By the purification of the motive

In the ground of our beseeching.

And yet, lovely those those lines -- and Julian's Showings -- are, it's hard to imagine what kind of life would be available to women today who, based on visions of a personal relationship with Christ, wished to lead a life as public religious figures. The film Household Saints -- extra points to anyone who watches it and writes a response -- suggests one possibility; but are there others?  Nick Cave wrote a song about "Christina the Astonishing" -- so perhaps these figures still speak to us today.  Do they to you?

Monday, September 22, 2014

The Wife of Bath

Of all of Chaucer's Canterbury pilgrims, the "sely" Wife of Bath -- Alisoun, by name -- has been, from the very start, the most vivid and memorable. Her passion, her "wandering by the way," and her battles with each of the five husbands she had "at chirche door" are the stuff of legend.

And, as with other Canterbury pilgrims, the variants in Chaucer's manuscript reveal rich and complex possibilities that are lost in a standardized text or translation.  For instance, the Wife of Bath's Prologue famously begins:
Experience, though noon auctoritee
Were in this world, is right y-nough for me ...

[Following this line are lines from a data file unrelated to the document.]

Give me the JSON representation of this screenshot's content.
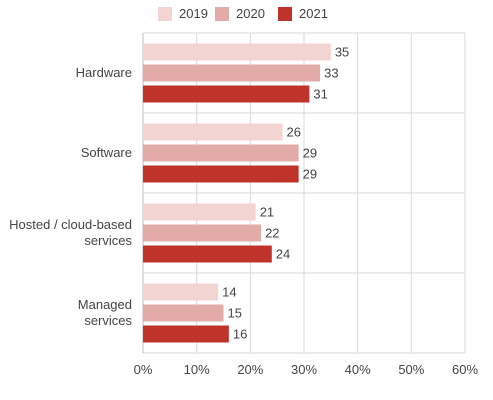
{
  "chart_data": {
    "type": "bar",
    "orientation": "horizontal",
    "categories": [
      "Hardware",
      "Software",
      "Hosted / cloud-based services",
      "Managed services"
    ],
    "category_lines": [
      [
        "Hardware"
      ],
      [
        "Software"
      ],
      [
        "Hosted / cloud-based",
        "services"
      ],
      [
        "Managed",
        "services"
      ]
    ],
    "series": [
      {
        "name": "2019",
        "color": "#f2d4d3",
        "values": [
          35,
          26,
          21,
          14
        ]
      },
      {
        "name": "2020",
        "color": "#e2aba8",
        "values": [
          33,
          29,
          22,
          15
        ]
      },
      {
        "name": "2021",
        "color": "#c0332a",
        "values": [
          31,
          29,
          24,
          16
        ]
      }
    ],
    "xlim": [
      0,
      60
    ],
    "xticks": [
      0,
      10,
      20,
      30,
      40,
      50,
      60
    ],
    "tick_format": "percent",
    "grid": true,
    "legend_position": "top"
  }
}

Except that, in many manuscripts, it doesn't. In the Corpus Christi manuscript -- one of the oldest and finest known -- it runs this way:

Experiment though noon Auctoritee
Were in this world, is ryght ynough for me ...             (folio 100r)

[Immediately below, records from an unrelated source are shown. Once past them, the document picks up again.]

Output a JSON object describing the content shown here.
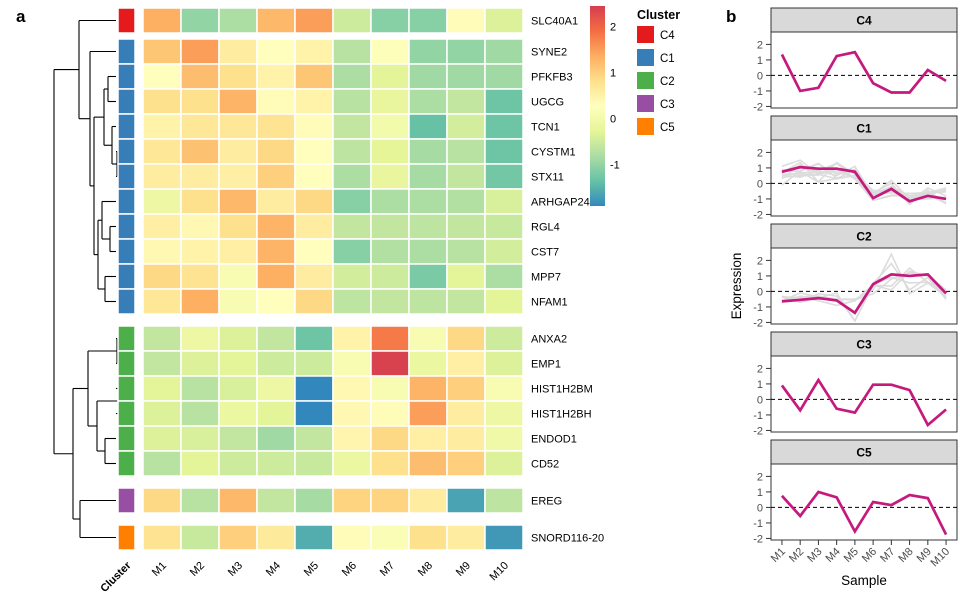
{
  "figure": {
    "panel_a_label": "a",
    "panel_b_label": "b"
  },
  "colors": {
    "mean_line": "#C5197D",
    "gray_line": "#DCDCDC",
    "strip_bg": "#D9D9D9",
    "strip_border": "#333333",
    "panel_border": "#333333",
    "axis_text": "#4D4D4D",
    "dendrogram": "#000000",
    "heat_palette": [
      "#3288BD",
      "#66C2A5",
      "#ABDDA4",
      "#E6F598",
      "#FFFFBF",
      "#FEE08B",
      "#FDAE61",
      "#F46D43",
      "#D53E4F"
    ],
    "heat_domain": [
      -1.9,
      2.45
    ]
  },
  "chart_data": [
    {
      "type": "heatmap",
      "columns": [
        "M1",
        "M2",
        "M3",
        "M4",
        "M5",
        "M6",
        "M7",
        "M8",
        "M9",
        "M10"
      ],
      "row_annotation_label": "Cluster",
      "rows": [
        {
          "gene": "SLC40A1",
          "cluster": "C4",
          "values": [
            1.35,
            -1.0,
            -0.8,
            1.25,
            1.5,
            -0.5,
            -1.1,
            -1.1,
            0.35,
            -0.35
          ]
        },
        {
          "gene": "SYNE2",
          "cluster": "C1",
          "values": [
            1.1,
            1.5,
            0.6,
            0.3,
            0.5,
            -0.7,
            0.2,
            -1.0,
            -1.0,
            -0.9
          ]
        },
        {
          "gene": "PFKFB3",
          "cluster": "C1",
          "values": [
            0.3,
            1.2,
            0.8,
            0.5,
            1.1,
            -0.8,
            -0.3,
            -0.9,
            -0.9,
            -0.9
          ]
        },
        {
          "gene": "UGCG",
          "cluster": "C1",
          "values": [
            0.8,
            0.8,
            1.3,
            0.35,
            0.5,
            -0.7,
            -0.2,
            -0.8,
            -0.6,
            -1.3
          ]
        },
        {
          "gene": "TCN1",
          "cluster": "C1",
          "values": [
            0.5,
            0.7,
            0.7,
            0.75,
            0.35,
            -0.6,
            0.0,
            -1.35,
            -0.45,
            -1.3
          ]
        },
        {
          "gene": "CYSTM1",
          "cluster": "C1",
          "values": [
            0.7,
            1.15,
            0.6,
            0.9,
            0.3,
            -0.65,
            -0.25,
            -0.85,
            -0.7,
            -1.3
          ]
        },
        {
          "gene": "STX11",
          "cluster": "C1",
          "values": [
            0.6,
            0.6,
            0.55,
            1.0,
            0.3,
            -0.8,
            -0.2,
            -0.85,
            -0.6,
            -1.25
          ]
        },
        {
          "gene": "ARHGAP24",
          "cluster": "C1",
          "values": [
            -0.1,
            0.8,
            1.25,
            0.6,
            0.9,
            -1.1,
            -0.8,
            -0.8,
            -0.75,
            -0.4
          ]
        },
        {
          "gene": "RGL4",
          "cluster": "C1",
          "values": [
            0.55,
            0.4,
            0.8,
            1.3,
            0.6,
            -0.6,
            -0.6,
            -0.65,
            -0.6,
            -0.55
          ]
        },
        {
          "gene": "CST7",
          "cluster": "C1",
          "values": [
            0.4,
            0.5,
            0.55,
            1.3,
            0.3,
            -1.1,
            -0.75,
            -0.8,
            -0.7,
            -0.45
          ]
        },
        {
          "gene": "MPP7",
          "cluster": "C1",
          "values": [
            0.9,
            0.75,
            0.1,
            1.35,
            0.6,
            -0.45,
            -0.5,
            -1.2,
            -0.3,
            -0.8
          ]
        },
        {
          "gene": "NFAM1",
          "cluster": "C1",
          "values": [
            0.7,
            1.35,
            0.1,
            0.3,
            0.9,
            -0.65,
            -0.6,
            -0.65,
            -0.6,
            -0.3
          ]
        },
        {
          "gene": "ANXA2",
          "cluster": "C2",
          "values": [
            -0.6,
            -0.1,
            -0.35,
            -0.6,
            -1.3,
            0.5,
            1.8,
            0.1,
            0.9,
            -0.5
          ]
        },
        {
          "gene": "EMP1",
          "cluster": "C2",
          "values": [
            -0.6,
            -0.35,
            -0.3,
            -0.5,
            -0.5,
            0.1,
            2.4,
            -0.15,
            0.55,
            -0.35
          ]
        },
        {
          "gene": "HIST1H2BM",
          "cluster": "C2",
          "values": [
            -0.3,
            -0.7,
            -0.4,
            -0.1,
            -1.9,
            0.4,
            0.1,
            1.3,
            1.0,
            0.1
          ]
        },
        {
          "gene": "HIST1H2BH",
          "cluster": "C2",
          "values": [
            -0.35,
            -0.7,
            -0.15,
            -0.3,
            -1.9,
            0.4,
            0.35,
            1.5,
            0.6,
            -0.1
          ]
        },
        {
          "gene": "ENDOD1",
          "cluster": "C2",
          "values": [
            -0.35,
            -0.4,
            -0.6,
            -0.9,
            -0.6,
            0.45,
            0.9,
            0.55,
            0.6,
            -0.05
          ]
        },
        {
          "gene": "CD52",
          "cluster": "C2",
          "values": [
            -0.7,
            -0.3,
            -0.5,
            -0.5,
            -0.55,
            -0.15,
            0.8,
            1.2,
            1.0,
            -0.35
          ]
        },
        {
          "gene": "EREG",
          "cluster": "C3",
          "values": [
            0.9,
            -0.7,
            1.25,
            -0.6,
            -0.85,
            0.95,
            0.95,
            0.6,
            -1.65,
            -0.65
          ]
        },
        {
          "gene": "SNORD116-20",
          "cluster": "C5",
          "values": [
            0.75,
            -0.55,
            1.0,
            0.65,
            -1.55,
            0.35,
            0.15,
            0.8,
            0.6,
            -1.75
          ]
        }
      ],
      "colorbar": {
        "ticks": [
          2,
          1,
          0,
          -1
        ],
        "range": [
          -1.9,
          2.45
        ]
      },
      "legend": {
        "title": "Cluster",
        "items": [
          {
            "label": "C4",
            "color": "#E41A1C"
          },
          {
            "label": "C1",
            "color": "#377EB8"
          },
          {
            "label": "C2",
            "color": "#4DAF4A"
          },
          {
            "label": "C3",
            "color": "#984EA3"
          },
          {
            "label": "C5",
            "color": "#FF7F00"
          }
        ]
      },
      "dendrogram": {
        "x": 54,
        "c": [
          {
            "x": 79,
            "c": [
              {
                "leaf": "SLC40A1"
              },
              {
                "x": 90,
                "c": [
                  {
                    "leaf": "SYNE2"
                  },
                  {
                    "x": 94,
                    "c": [
                      {
                        "x": 104,
                        "c": [
                          {
                            "x": 108,
                            "c": [
                              {
                                "leaf": "PFKFB3"
                              },
                              {
                                "leaf": "UGCG"
                              }
                            ]
                          },
                          {
                            "x": 112,
                            "c": [
                              {
                                "leaf": "TCN1"
                              },
                              {
                                "x": 117,
                                "c": [
                                  {
                                    "leaf": "CYSTM1"
                                  },
                                  {
                                    "leaf": "STX11"
                                  }
                                ]
                              }
                            ]
                          }
                        ]
                      },
                      {
                        "x": 98,
                        "c": [
                          {
                            "x": 102,
                            "c": [
                              {
                                "leaf": "ARHGAP24"
                              },
                              {
                                "x": 110,
                                "c": [
                                  {
                                    "leaf": "RGL4"
                                  },
                                  {
                                    "leaf": "CST7"
                                  }
                                ]
                              }
                            ]
                          },
                          {
                            "x": 105,
                            "c": [
                              {
                                "leaf": "MPP7"
                              },
                              {
                                "leaf": "NFAM1"
                              }
                            ]
                          }
                        ]
                      }
                    ]
                  }
                ]
              }
            ]
          },
          {
            "x": 73,
            "c": [
              {
                "x": 88,
                "c": [
                  {
                    "x": 117,
                    "c": [
                      {
                        "leaf": "ANXA2"
                      },
                      {
                        "leaf": "EMP1"
                      }
                    ]
                  },
                  {
                    "x": 97,
                    "c": [
                      {
                        "x": 127,
                        "c": [
                          {
                            "leaf": "HIST1H2BM"
                          },
                          {
                            "leaf": "HIST1H2BH"
                          }
                        ]
                      },
                      {
                        "x": 105,
                        "c": [
                          {
                            "leaf": "ENDOD1"
                          },
                          {
                            "leaf": "CD52"
                          }
                        ]
                      }
                    ]
                  }
                ]
              },
              {
                "x": 80,
                "c": [
                  {
                    "leaf": "EREG"
                  },
                  {
                    "leaf": "SNORD116-20"
                  }
                ]
              }
            ]
          }
        ]
      }
    },
    {
      "type": "line",
      "xlabel": "Sample",
      "ylabel": "Expression",
      "x": [
        "M1",
        "M2",
        "M3",
        "M4",
        "M5",
        "M6",
        "M7",
        "M8",
        "M9",
        "M10"
      ],
      "yticks": [
        2,
        1,
        0,
        -1,
        -2
      ],
      "ylim": [
        -2.1,
        2.8
      ],
      "zero_line": 0,
      "facets": [
        {
          "label": "C4",
          "mean": [
            1.35,
            -1.0,
            -0.8,
            1.25,
            1.5,
            -0.5,
            -1.1,
            -1.1,
            0.35,
            -0.35
          ]
        },
        {
          "label": "C1",
          "mean": [
            0.75,
            1.05,
            0.95,
            0.95,
            0.75,
            -0.95,
            -0.35,
            -1.15,
            -0.8,
            -1.0
          ]
        },
        {
          "label": "C2",
          "mean": [
            -0.64,
            -0.54,
            -0.43,
            -0.58,
            -1.38,
            0.47,
            1.1,
            1.0,
            1.1,
            -0.13
          ]
        },
        {
          "label": "C3",
          "mean": [
            0.9,
            -0.7,
            1.25,
            -0.6,
            -0.85,
            0.95,
            0.95,
            0.6,
            -1.65,
            -0.65
          ]
        },
        {
          "label": "C5",
          "mean": [
            0.75,
            -0.55,
            1.0,
            0.65,
            -1.55,
            0.35,
            0.15,
            0.8,
            0.6,
            -1.75
          ]
        }
      ]
    }
  ]
}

What difference does that make?  An enormous one, both then and now, as the renowned British author Jeanette Winterson has noted:
I was trying to get away from the received idea that women always write about ‘experience’ – the compass of what they know – while men write wide and bold – the big canvas, the experiment with form. Henry James did no good when he said that Jane Austen wrote on four inches of ivory – i.e. tiny observant minutiae. Much the same was said of Emily Dickinson and Virginia Woolf. Those things made me angry. In any case, why could there not be experience and experiment? Why could there not be the observed and the imagined? Why should a woman be limited by anything or anybody? Why should a woman not be ambitious for literature? Ambitious for herself?
So, if you were editing the text of the Wife of Bath's Prologue, which word would you choose?  And why?